There are other reported works for TiO2 paste preparation. Here are some examples: ACS Applied Energy Materials 1, no. 11 (2018): 6288-6294; Journal of Molecular Liquids, 244, 97-102, 2017; AIP Advance, 5, 067134, 2015; Journal of Materials Chemistry A, 2014,2, 11448-11453; Nano Research, 2014, 7 (8), 1154-1163; Energy & Environmental Science,3, 1507-1510, 2010. The authors may find these papers useful and read them.
We thank the reviewer for pointing these articles out, however the direct link to this work is not so clear. On the other hand, there are many, many studies reporting the preparation of photolectrodes for DSCs, as we point out in our introduction
(page 2 - “A large portion of work published on DSC development (~40%, which equates to more than 1200 publications) has been on the synthesis and/or modification of metal oxides, mostly TiO2, as efficient photoanode materials. [17]”).

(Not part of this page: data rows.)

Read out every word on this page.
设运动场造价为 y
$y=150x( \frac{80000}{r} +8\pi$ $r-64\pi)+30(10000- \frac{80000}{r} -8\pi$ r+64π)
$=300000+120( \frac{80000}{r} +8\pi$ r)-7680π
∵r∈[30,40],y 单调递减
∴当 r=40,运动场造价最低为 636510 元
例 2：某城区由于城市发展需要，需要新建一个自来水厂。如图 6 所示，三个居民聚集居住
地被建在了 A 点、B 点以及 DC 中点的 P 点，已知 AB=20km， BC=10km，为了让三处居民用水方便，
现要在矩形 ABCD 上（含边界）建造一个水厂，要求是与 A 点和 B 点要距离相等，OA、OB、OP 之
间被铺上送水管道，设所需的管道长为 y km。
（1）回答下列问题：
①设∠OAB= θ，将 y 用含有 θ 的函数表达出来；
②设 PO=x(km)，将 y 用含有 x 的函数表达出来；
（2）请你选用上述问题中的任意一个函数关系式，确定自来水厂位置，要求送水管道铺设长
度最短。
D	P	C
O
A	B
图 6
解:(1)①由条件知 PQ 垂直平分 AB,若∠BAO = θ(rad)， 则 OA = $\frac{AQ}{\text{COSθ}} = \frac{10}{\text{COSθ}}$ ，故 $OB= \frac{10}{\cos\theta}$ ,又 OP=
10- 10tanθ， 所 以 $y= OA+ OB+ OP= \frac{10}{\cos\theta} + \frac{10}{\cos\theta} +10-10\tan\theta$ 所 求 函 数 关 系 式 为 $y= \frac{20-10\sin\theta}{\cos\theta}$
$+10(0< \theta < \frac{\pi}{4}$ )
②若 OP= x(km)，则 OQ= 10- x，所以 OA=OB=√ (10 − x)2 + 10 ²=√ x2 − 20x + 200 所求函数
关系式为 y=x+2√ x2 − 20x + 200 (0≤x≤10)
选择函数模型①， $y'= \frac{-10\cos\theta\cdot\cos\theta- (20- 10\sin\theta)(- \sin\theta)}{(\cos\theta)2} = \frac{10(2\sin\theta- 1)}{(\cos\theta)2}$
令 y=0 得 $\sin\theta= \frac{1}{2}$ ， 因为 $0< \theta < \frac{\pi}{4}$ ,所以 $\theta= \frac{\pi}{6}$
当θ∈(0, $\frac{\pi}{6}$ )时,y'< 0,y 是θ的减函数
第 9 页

It is simply not possible to include reference to all of these papers.
Round 2
Reviewer 1 Report
Although authors use their previous papers [26], [18] to support their results, [26] has not been published yet. As one of important factors, please indicate if this paper has been published or not. Otherwise, it will cause trouble to understand their key point "he amorphous content in SANP-S was quantified in our previous report [26], to be approximately 3%".
Please addressed.
Author Response
We again thank the reviewers for their time and effort in the consideration of our manuscript. We have carefully read and considered their feedback, addressing their concerns in responses below and with amendments to our manuscript:
#Reviewer 1: Comments and Suggestions for Authors
Although authors use their previous papers [26], [18] to support their results, [26] has not been published yet. As one of important factors, please indicate if this paper has been published or not. Otherwise, it will cause trouble to understand their key point "The amorphous content in SANP-S was quantified in our previous report [26], to be approximately 3%".
Please addressed.
Response:
Thank you to the reviewer for picking this up. Initially we had expected the other paper to be finalised much earlier, to proceed this one. Unfortunately, there have been other hold-ups. As such we have revised the text on page 4:
“Previously we demonstrated role of amorphous content plays on DSC performance, as a result of decreased charge injection efficiency. [18] Preliminary measurements show the amorphous content to be quite low in these materials (only a few percent at most; data to be published elsewhere [26]), indicating that this will not be a major factor affecting the charge injection efficiency.”